Une approche minimaliste de la crise

Les concertations nationales sont terminées. Question : Et maintenant ! Quelles sont les réformes institutionnelles que compte conduite «Joseph Kabila»? C’est la question qui taraude des observateurs. Des observateurs qui notent d’ores et déjà la divergence d’approche sur les causes du déclin de la cohésion nationale. Pour les représentants des forces politiques sociales n’appartenant pas à la mouvance kabiliste, le Congo-Kinshasa fait face à une crise politique grave. Les zélateurs de la majorité présidentielle ont un avis « nuancé ». Pour eux, la paix n’est troublée que dans la partie orientale du pays en général et dans la province du Nord Kivu en particulier. Bref, « tout va bien ». Dans son ordonnance n° 13/078 du 26 juin 2013, «Joseph Kabila» semble abonder dans ce sens : «Les Concertations nationales ont pour objet la réunion de toutes les couches sociopolitique de la Nation afin de réfléchir, d’échanger et de débattre, en toute liberté et sans contrainte, de tous les voies et moyens susceptibles de consolider la cohésion nationale, de renforcer et étendre l’autorité de l’Etat sur tout le territoire national en vue de mettre fin aux cycles de violence à l’Est du pays, de conjurer toute tentative de déstabilisation des institutions et d’accélérer le développement du pays dans la paix et la concorde».

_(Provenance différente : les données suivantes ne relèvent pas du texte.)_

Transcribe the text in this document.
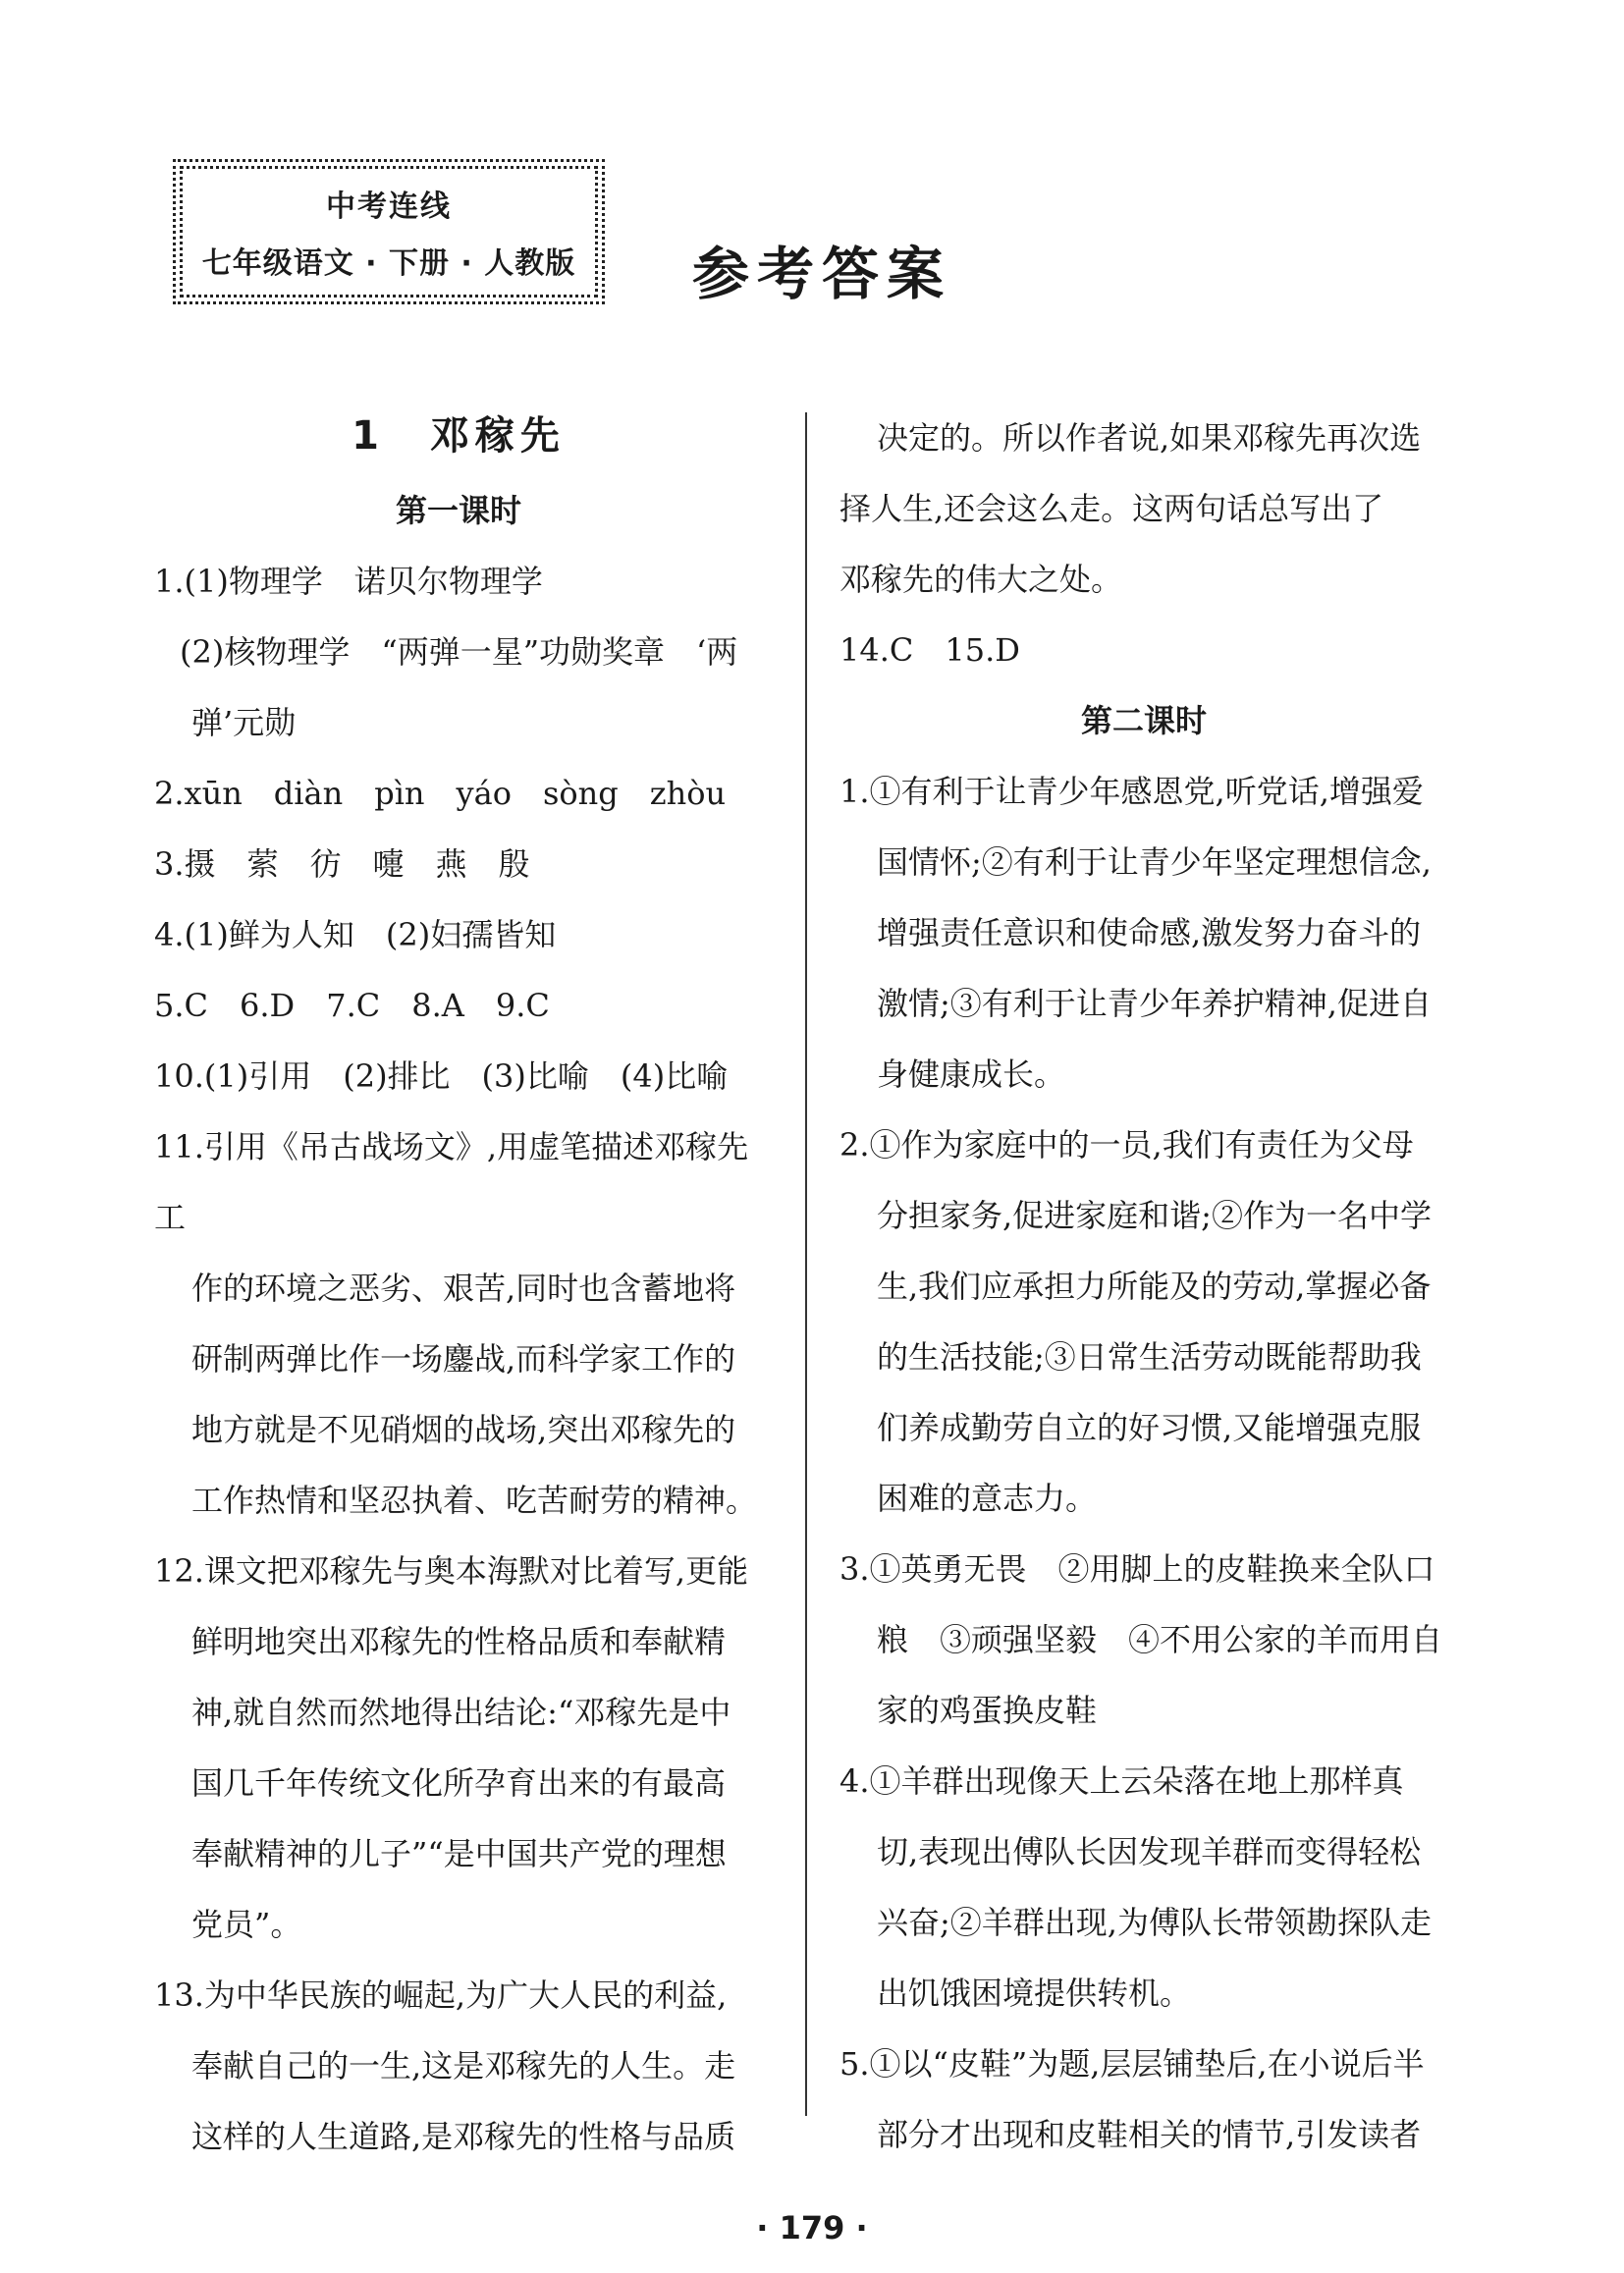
中考连线
七年级语文 · 下册 · 人教版 参考答案

1　邓稼先

第一课时

1.(1)物理学　诺贝尔物理学

(2)核物理学　“两弹一星”功勋奖章　‘两

弹’元勋

2.xūn　diàn　pìn　yáo　sòng　zhòu

3.摄　萦　彷　嚏　燕　殷

4.(1)鲜为人知　(2)妇孺皆知

5.C　6.D　7.C　8.A　9.C

10.(1)引用　(2)排比　(3)比喻　(4)比喻

11.引用《吊古战场文》,用虚笔描述邓稼先工

作的环境之恶劣、艰苦,同时也含蓄地将

研制两弹比作一场鏖战,而科学家工作的

地方就是不见硝烟的战场,突出邓稼先的

工作热情和坚忍执着、吃苦耐劳的精神。

12.课文把邓稼先与奥本海默对比着写,更能

鲜明地突出邓稼先的性格品质和奉献精

神,就自然而然地得出结论:“邓稼先是中

国几千年传统文化所孕育出来的有最高

奉献精神的儿子”“是中国共产党的理想

党员”。

13.为中华民族的崛起,为广大人民的利益,

奉献自己的一生,这是邓稼先的人生。走

这样的人生道路,是邓稼先的性格与品质

决定的。所以作者说,如果邓稼先再次选

择人生,还会这么走。这两句话总写出了

邓稼先的伟大之处。

14.C　15.D

第二课时

1.①有利于让青少年感恩党,听党话,增强爱

国情怀;②有利于让青少年坚定理想信念,

增强责任意识和使命感,激发努力奋斗的

激情;③有利于让青少年养护精神,促进自

身健康成长。

2.①作为家庭中的一员,我们有责任为父母

分担家务,促进家庭和谐;②作为一名中学

生,我们应承担力所能及的劳动,掌握必备

的生活技能;③日常生活劳动既能帮助我

们养成勤劳自立的好习惯,又能增强克服

困难的意志力。

3.①英勇无畏　②用脚上的皮鞋换来全队口

粮　③顽强坚毅　④不用公家的羊而用自

家的鸡蛋换皮鞋

4.①羊群出现像天上云朵落在地上那样真

切,表现出傅队长因发现羊群而变得轻松

兴奋;②羊群出现,为傅队长带领勘探队走

出饥饿困境提供转机。

5.①以“皮鞋”为题,层层铺垫后,在小说后半

部分才出现和皮鞋相关的情节,引发读者

· 179 ·
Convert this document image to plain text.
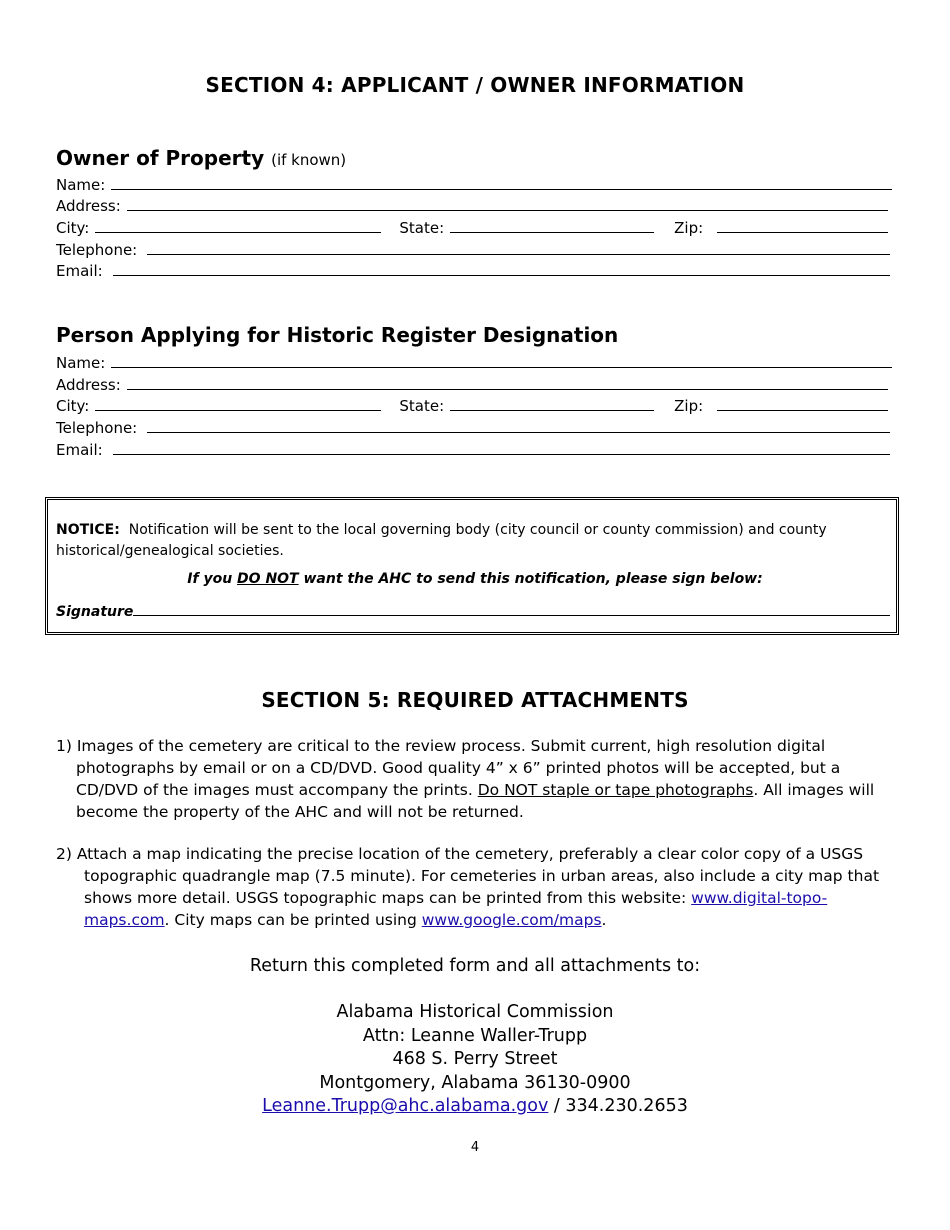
SECTION 4: APPLICANT / OWNER INFORMATION
Owner of Property (if known)
Name:
Address:
City:	State:	Zip:
Telephone:
Email:
Person Applying for Historic Register Designation
Name:
Address:
City:	State:	Zip:
Telephone:
Email:
NOTICE: Notification will be sent to the local governing body (city council or county commission) and county historical/genealogical societies.
If you DO NOT want the AHC to send this notification, please sign below:
Signature
SECTION 5: REQUIRED ATTACHMENTS
1) Images of the cemetery are critical to the review process. Submit current, high resolution digital photographs by email or on a CD/DVD. Good quality 4” x 6” printed photos will be accepted, but a CD/DVD of the images must accompany the prints. Do NOT staple or tape photographs. All images will become the property of the AHC and will not be returned.
2) Attach a map indicating the precise location of the cemetery, preferably a clear color copy of a USGS topographic quadrangle map (7.5 minute). For cemeteries in urban areas, also include a city map that shows more detail. USGS topographic maps can be printed from this website: www.digital-topo-maps.com. City maps can be printed using www.google.com/maps.
Return this completed form and all attachments to:
Alabama Historical Commission
Attn: Leanne Waller-Trupp
468 S. Perry Street
Montgomery, Alabama 36130-0900
Leanne.Trupp@ahc.alabama.gov / 334.230.2653
4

Cette vision présidentielle pour le moins minimaliste de la problématique et un environnement international moins regardant sur la démocratie et les droits de l’Homme incitent des observateurs à faire preuve de prudence. Ils ne voient pas « Joseph » annoncer des «bouleversements institutionnels» à l’image du discours présidentiel du 24 avril 1990. Un analyste de marteler : «Sans une pression populaire accrue, Joseph Kabila ne pourra en aucun cas saborder les piliers de son régime que sont la concentration des pouvoirs, l’intolérance, la violence, la corruption et l’arbitraire… ». Deux rendez-vous sont pris : samedi 5 et jeudi 10 octobre.